Le Chiese di tutte le fedi rappresentano una possibile porta di realizzazione, non di negazione. Sono il varco invisibile dell’adesione a un invito. I dettami sono secondari, ovvero vengono in seconda battuta. Se avviene il contrario non stiamo parlando di Chiesa, ma di una organizzazione che mette al primo posto le regole, sempre inquinate da fini altri, e sostituisce l’invito con la cooptazione. Non è un gioco di parole. È l’unico modo che mi viene in mente per riflettere sul fatto che invece tutti, ma proprio tutti, non resistono alla tentazione di farne lo specchio personale delle proprie ambizioni, passioni, velleità di appartenenza a organizzazioni para-monarchiche, dove il riflesso di un re immaginato bagna di luce diffusa tutti i cortigiani, contenti di vivere in quel riflesso di un potere che non significa nulla da un punto di vista spirituale.

La Chiesa non ha bisogno di un capo. Mi spiego. Il capo è Cristo. E le fibrillazioni che questo Papa ha portato in alcuni ambienti, derivano dal fatto che Francesco ha cominciato a derubricare la figura del Papa come sovrano e la Chiesa cattolica come perifrasi di una monarchia. Che invece in molti desiderano. Ha cominciato a smantellare un tipo di percezione e realtà portando la propria esperienza personale nel magistero. Il proprio invito. Inizio di un cammino, quanto mai urgente, il cui compimento è nel suo farsi, mai esauribile o esaustivo. Certo è un punto di inizio che ha destabilizzato molti.

Quelli che nella Chiesa vedono un riflesso delle dinastie monarchiche di altri tempi e di una propria inspiegabile dimensione nostalgica per chiusure e irrigidimenti. La Chiesa non è una monarchia e non è una banda, che necessita del capo. La Chiesa è un invito al mistero cui ognuno secondo il proprio carisma, è chiamato a portare il proprio contributo dentro una storia, dentro una fedeltà. In questo non vi è alcun populismo sudamericano, o ideologia del bon sauvage da strada. Vi è la stanchezza di tutti i diaframmi che nella storia gli esseri umani hanno frapposto tra chi invita e chi è invitato. Vi è la stanchezza di sovrastrutture che nella storia si sono cementate di odio, diffidenza, intrigo e violenza rese istituzione per comodità temporale, come stanno a testimoniare le aberrazioni inquisitorie e le crociate, per citarne due. Coloro che si agitano in nome di una ortodossia algida, lontana dall’uomo, sclerotizzata in paramenti che una Chiesa vicino all’uomo per fortuna sta cominciando a dismettere, rischiano di impantanarsi nei propri stessi meandri.

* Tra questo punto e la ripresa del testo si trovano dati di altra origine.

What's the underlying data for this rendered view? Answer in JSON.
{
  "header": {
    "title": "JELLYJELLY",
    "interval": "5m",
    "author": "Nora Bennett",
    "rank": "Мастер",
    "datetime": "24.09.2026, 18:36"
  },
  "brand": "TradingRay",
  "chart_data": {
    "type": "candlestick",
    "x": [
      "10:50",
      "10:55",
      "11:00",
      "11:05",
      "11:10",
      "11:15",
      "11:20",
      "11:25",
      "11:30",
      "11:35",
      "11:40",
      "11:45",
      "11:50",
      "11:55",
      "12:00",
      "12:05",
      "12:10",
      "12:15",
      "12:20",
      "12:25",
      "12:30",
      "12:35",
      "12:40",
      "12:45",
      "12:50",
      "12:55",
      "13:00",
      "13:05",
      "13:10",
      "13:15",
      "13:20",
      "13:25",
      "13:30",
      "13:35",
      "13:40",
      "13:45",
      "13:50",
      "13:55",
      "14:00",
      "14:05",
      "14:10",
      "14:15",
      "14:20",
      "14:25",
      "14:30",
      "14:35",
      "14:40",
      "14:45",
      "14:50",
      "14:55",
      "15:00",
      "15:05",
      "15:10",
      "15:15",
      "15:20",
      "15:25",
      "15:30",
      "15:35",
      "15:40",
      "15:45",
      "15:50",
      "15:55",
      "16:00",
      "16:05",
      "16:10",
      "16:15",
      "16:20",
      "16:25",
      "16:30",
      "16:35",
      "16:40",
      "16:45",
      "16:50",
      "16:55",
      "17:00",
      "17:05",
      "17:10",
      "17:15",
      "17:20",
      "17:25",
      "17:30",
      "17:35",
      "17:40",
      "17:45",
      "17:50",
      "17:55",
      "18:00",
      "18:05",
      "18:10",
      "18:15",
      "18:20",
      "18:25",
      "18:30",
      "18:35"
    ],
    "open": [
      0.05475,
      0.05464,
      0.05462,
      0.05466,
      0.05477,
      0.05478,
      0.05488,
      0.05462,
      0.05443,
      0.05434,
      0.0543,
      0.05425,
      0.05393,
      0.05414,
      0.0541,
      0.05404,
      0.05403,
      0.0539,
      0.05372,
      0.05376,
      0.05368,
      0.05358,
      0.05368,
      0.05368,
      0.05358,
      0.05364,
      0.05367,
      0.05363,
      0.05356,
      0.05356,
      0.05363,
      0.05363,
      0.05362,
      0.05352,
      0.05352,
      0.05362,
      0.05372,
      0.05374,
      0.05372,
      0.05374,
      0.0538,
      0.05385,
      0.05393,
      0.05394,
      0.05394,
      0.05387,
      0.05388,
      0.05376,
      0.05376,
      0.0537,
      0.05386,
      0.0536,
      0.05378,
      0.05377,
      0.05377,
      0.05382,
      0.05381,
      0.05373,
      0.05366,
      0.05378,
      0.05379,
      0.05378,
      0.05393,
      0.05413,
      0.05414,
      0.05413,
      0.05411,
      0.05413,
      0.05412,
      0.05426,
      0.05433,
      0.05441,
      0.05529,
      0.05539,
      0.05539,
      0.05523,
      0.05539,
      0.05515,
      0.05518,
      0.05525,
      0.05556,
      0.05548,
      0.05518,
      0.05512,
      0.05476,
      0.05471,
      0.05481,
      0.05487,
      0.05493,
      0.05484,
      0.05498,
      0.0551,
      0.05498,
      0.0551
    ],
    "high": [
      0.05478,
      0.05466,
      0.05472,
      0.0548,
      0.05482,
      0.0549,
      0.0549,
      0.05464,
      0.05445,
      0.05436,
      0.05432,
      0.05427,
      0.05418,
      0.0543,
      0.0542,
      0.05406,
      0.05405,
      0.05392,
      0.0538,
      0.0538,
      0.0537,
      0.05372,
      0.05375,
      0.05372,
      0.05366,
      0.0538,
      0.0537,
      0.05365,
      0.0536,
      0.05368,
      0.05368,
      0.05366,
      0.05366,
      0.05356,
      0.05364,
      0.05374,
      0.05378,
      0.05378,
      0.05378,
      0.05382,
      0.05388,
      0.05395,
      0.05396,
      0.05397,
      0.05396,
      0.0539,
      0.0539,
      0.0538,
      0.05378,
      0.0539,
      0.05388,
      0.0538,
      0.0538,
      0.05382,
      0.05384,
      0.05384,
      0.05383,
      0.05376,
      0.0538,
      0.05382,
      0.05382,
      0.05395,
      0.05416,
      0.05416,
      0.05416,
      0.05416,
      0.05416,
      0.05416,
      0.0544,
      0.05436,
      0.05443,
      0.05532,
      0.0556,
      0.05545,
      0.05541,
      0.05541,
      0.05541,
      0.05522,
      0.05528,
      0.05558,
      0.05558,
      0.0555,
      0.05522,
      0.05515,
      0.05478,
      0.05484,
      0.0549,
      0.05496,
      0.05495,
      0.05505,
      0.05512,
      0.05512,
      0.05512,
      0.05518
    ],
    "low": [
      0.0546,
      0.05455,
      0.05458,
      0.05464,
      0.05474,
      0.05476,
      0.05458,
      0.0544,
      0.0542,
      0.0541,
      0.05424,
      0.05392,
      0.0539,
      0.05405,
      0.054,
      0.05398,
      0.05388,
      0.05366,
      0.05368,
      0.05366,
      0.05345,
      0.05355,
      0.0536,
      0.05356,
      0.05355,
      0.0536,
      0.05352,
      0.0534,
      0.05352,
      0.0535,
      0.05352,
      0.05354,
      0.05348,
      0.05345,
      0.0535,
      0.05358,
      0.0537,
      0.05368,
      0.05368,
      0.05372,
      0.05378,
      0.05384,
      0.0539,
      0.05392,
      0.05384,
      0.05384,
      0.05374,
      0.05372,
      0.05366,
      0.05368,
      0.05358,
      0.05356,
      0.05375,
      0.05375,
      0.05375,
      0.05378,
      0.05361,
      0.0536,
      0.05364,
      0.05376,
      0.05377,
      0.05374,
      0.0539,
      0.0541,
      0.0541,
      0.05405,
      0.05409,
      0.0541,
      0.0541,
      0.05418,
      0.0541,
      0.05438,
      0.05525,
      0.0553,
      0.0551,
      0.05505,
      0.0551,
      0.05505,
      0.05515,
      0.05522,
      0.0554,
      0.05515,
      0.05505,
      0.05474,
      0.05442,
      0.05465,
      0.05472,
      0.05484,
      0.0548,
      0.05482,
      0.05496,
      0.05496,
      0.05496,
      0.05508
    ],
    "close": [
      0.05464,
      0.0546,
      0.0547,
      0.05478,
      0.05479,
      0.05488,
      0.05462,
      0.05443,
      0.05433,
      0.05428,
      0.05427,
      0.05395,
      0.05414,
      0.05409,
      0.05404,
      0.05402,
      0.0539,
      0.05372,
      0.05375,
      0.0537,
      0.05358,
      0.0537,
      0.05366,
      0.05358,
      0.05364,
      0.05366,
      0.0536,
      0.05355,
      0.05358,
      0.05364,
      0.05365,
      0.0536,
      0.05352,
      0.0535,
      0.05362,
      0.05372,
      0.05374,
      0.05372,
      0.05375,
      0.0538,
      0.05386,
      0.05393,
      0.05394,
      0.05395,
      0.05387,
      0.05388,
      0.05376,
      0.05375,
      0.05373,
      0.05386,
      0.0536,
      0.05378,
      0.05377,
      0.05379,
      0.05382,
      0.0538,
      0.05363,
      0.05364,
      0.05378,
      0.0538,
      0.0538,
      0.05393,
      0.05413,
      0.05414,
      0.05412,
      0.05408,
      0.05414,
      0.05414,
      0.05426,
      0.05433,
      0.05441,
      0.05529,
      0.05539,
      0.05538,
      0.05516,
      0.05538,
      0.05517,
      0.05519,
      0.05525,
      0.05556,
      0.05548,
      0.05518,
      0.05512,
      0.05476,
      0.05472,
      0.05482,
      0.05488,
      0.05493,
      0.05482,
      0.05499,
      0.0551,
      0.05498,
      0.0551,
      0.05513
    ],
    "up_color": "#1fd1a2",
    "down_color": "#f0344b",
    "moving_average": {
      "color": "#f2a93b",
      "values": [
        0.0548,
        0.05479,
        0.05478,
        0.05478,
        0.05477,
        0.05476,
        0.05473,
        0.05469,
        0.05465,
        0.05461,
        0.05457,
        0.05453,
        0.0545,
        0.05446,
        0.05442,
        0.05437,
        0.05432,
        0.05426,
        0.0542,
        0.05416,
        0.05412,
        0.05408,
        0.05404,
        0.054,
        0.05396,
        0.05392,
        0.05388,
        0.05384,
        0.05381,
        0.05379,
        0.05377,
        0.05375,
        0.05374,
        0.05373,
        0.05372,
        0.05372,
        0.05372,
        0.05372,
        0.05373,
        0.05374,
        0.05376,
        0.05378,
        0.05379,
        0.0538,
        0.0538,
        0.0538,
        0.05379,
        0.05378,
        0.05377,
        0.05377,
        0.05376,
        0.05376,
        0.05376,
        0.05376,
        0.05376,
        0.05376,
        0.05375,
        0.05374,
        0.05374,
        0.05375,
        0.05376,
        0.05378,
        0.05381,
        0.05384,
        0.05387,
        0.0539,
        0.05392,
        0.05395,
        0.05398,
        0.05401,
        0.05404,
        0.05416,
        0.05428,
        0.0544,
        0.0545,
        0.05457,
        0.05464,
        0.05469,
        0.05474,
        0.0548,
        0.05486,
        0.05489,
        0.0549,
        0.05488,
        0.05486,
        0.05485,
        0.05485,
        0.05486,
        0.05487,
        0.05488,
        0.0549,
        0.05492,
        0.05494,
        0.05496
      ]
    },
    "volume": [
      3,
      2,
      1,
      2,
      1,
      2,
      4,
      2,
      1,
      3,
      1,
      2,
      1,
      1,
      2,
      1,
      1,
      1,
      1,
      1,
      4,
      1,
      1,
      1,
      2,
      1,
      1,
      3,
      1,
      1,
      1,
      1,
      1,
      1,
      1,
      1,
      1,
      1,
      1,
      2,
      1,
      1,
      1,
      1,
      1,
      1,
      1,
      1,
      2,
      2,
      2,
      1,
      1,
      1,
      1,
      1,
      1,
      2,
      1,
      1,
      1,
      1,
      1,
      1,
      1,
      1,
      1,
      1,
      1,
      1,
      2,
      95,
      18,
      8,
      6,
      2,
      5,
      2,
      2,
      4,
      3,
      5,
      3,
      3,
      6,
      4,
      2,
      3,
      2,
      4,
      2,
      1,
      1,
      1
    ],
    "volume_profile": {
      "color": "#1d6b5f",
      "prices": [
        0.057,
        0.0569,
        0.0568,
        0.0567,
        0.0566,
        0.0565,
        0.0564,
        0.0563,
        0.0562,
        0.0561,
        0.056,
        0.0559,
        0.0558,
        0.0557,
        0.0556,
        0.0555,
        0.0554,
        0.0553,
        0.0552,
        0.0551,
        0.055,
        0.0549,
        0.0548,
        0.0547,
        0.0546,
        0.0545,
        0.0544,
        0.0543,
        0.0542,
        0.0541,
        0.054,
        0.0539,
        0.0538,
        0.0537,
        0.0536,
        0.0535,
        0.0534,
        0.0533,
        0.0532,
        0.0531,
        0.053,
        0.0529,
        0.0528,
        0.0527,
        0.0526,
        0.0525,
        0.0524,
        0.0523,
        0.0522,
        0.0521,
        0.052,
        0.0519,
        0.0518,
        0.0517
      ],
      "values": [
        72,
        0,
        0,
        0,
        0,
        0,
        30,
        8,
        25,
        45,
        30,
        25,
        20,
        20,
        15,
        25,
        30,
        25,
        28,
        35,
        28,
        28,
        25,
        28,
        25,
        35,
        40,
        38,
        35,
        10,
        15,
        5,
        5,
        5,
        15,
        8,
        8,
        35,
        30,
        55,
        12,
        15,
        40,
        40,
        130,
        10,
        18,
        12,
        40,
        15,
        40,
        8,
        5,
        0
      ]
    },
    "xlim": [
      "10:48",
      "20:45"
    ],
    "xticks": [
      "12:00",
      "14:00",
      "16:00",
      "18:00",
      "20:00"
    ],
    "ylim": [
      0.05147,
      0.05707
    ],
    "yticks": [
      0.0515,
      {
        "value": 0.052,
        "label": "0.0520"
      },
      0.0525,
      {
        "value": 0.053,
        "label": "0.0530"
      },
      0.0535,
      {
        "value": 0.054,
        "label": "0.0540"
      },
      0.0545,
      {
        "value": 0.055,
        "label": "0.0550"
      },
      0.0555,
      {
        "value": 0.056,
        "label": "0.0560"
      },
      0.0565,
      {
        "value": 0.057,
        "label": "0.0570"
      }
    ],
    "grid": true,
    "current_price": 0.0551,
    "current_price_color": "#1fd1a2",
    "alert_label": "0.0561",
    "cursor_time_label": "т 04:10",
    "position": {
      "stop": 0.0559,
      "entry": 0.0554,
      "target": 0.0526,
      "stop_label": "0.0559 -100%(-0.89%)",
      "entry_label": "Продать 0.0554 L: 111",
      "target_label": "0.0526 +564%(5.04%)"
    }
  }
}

Minacciare uno scisma è appellarsi a uno schema mentale simile a quello che ha partorito chicche come il 'Malleus maleficarum' dove c’è la proiezione della propria idea di una Chiesa che nega, esattamente all’opposto della Chiesa che invita. Trovo analogie di pensiero in campi differenti. Brexit, sovranismi d’altri tempi, negazione dei flussi inarrestabili delle migrazioni umane e scismi agitati come spauracchi senza fondamento, sembrano essere partoriti tutti da una sorta di fuga nel passato, e in un passato che certo non ricordiamo per i suoi lati migliori.

La Chiesa non sarà mai compiuta, perché è iniziata camminando. Camminando e invitando nella libertà e nel profondo amore per ogni identità, senza alcuna esclusione. La Chiesa è cammino. La Chiesa è altro. La Chiesa è l’Altro. La Chiesa aspira con la giusta fatica alla sua identità che è libera, sublimata, e finalmente leggera e potente come lo spirito che non comanda. Ti dà la vita.